Phoenix Commodities will buy more rice from India as it expands its business in Africa to meet increasing demand.

Phoenix Looks to India to Feed Africa as Part of Rice Expansion
A worker displays a handful of rice for a photograph prior to packaging in Kothapeta, Tamil Nadu, India. (Photographer: Prashanth Vishwanathan/Bloomberg)

(Bloomberg) -- Food and resources company Phoenix Commodities Ltd. will buy more rice from India as it expands its business in Africa to meet increasing demand.

The company wants to boost its rice trading volumes to between 2 million metric tons and 2.2 million metric tons over the next three to four years, Chairman Gaurav Dhawan said in a phone interview. That compares with 1.5 million tons this year. The company says it is already one of the top three rice traders globally.

Increasing incomes and changing food habits in Africa have created an opportunity for the company to increase sales of its flagship Happy Family brand rice, Dhawan said. Much of the planned increase in Phoenix’s supply will come from India, the world’s biggest exporter, he said. It will be supplemented by rice from Pakistan, Thailand and Vietnam.
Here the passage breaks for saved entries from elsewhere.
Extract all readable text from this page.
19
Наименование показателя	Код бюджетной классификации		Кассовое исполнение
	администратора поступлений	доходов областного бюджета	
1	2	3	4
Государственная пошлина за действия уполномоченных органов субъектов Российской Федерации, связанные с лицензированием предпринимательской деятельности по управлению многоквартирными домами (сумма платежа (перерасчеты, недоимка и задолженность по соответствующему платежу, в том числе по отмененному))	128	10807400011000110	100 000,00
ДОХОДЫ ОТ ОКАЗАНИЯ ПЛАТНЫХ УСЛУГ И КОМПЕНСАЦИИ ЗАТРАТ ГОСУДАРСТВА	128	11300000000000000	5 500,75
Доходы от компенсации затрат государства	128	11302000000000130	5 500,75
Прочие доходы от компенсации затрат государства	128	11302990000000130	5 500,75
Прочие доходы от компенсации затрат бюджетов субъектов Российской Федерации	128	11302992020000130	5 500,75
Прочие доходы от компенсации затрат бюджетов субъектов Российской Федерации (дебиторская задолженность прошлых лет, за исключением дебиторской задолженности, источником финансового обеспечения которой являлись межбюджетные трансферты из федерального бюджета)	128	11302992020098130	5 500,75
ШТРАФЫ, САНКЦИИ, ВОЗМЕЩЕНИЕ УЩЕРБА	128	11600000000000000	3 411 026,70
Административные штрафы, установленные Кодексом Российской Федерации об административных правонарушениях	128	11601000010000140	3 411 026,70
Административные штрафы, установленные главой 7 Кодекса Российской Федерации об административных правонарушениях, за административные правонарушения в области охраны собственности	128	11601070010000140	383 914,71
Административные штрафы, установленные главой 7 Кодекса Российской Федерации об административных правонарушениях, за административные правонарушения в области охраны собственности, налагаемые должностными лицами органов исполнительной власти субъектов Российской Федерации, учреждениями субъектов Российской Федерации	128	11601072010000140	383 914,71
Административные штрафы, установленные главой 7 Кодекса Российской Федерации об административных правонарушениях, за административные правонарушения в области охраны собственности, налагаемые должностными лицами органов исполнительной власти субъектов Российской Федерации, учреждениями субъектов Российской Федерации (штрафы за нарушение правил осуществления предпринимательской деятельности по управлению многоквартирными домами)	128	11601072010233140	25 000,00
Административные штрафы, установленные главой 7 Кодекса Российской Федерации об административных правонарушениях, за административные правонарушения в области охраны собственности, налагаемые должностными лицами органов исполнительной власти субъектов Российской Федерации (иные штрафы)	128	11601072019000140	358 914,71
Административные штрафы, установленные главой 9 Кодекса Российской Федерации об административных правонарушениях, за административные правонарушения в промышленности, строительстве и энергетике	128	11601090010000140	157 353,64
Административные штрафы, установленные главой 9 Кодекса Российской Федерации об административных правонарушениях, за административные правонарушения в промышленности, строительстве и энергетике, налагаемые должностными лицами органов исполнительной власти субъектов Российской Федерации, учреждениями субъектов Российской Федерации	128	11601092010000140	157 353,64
Phoenix Looks to India to Feed Africa as Part of Rice Expansion

While global rice trading is dwarfed by corn and wheat, it is a staple food for more than half the world’s population. Worldwide exports in 2018 will hold near this year’s record 45.7 million tons, on expanding consumption in Africa and the Middle East, the U.S. Department of Agriculture estimated in November. Sub-Saharan Africa accounts for about 30 percent of global imports.

Phoenix, which began as a rice trader in 2000, expects to generate $1.3 billion in annual rice sales over the next three to five years, Dhawan said. That compares with projected total revenue of $4 billion. It recently secured a S$275 million ($203 million) borrowing facility that will give it more flexibility to buy rice in Asia and distribute it in Africa.

The company plans to spend $300 million over the next five years, mostly on increasing processing and production, as well as expanding into farming in Africa, Kazakhstan and Ukraine, Dhawan said. Phoenix operates in 22 countries in 10 businesses including grains, sugar and coal with total supply chain volume of 11 million tons.

Louis Dreyfus Co. is estimated to be the world’s largest rice trader with volumes of about 2.6 million tons a year and Olam International Ltd. is estimated to sell about 1.7 million tons, according to California-based researcher the Rice Trader.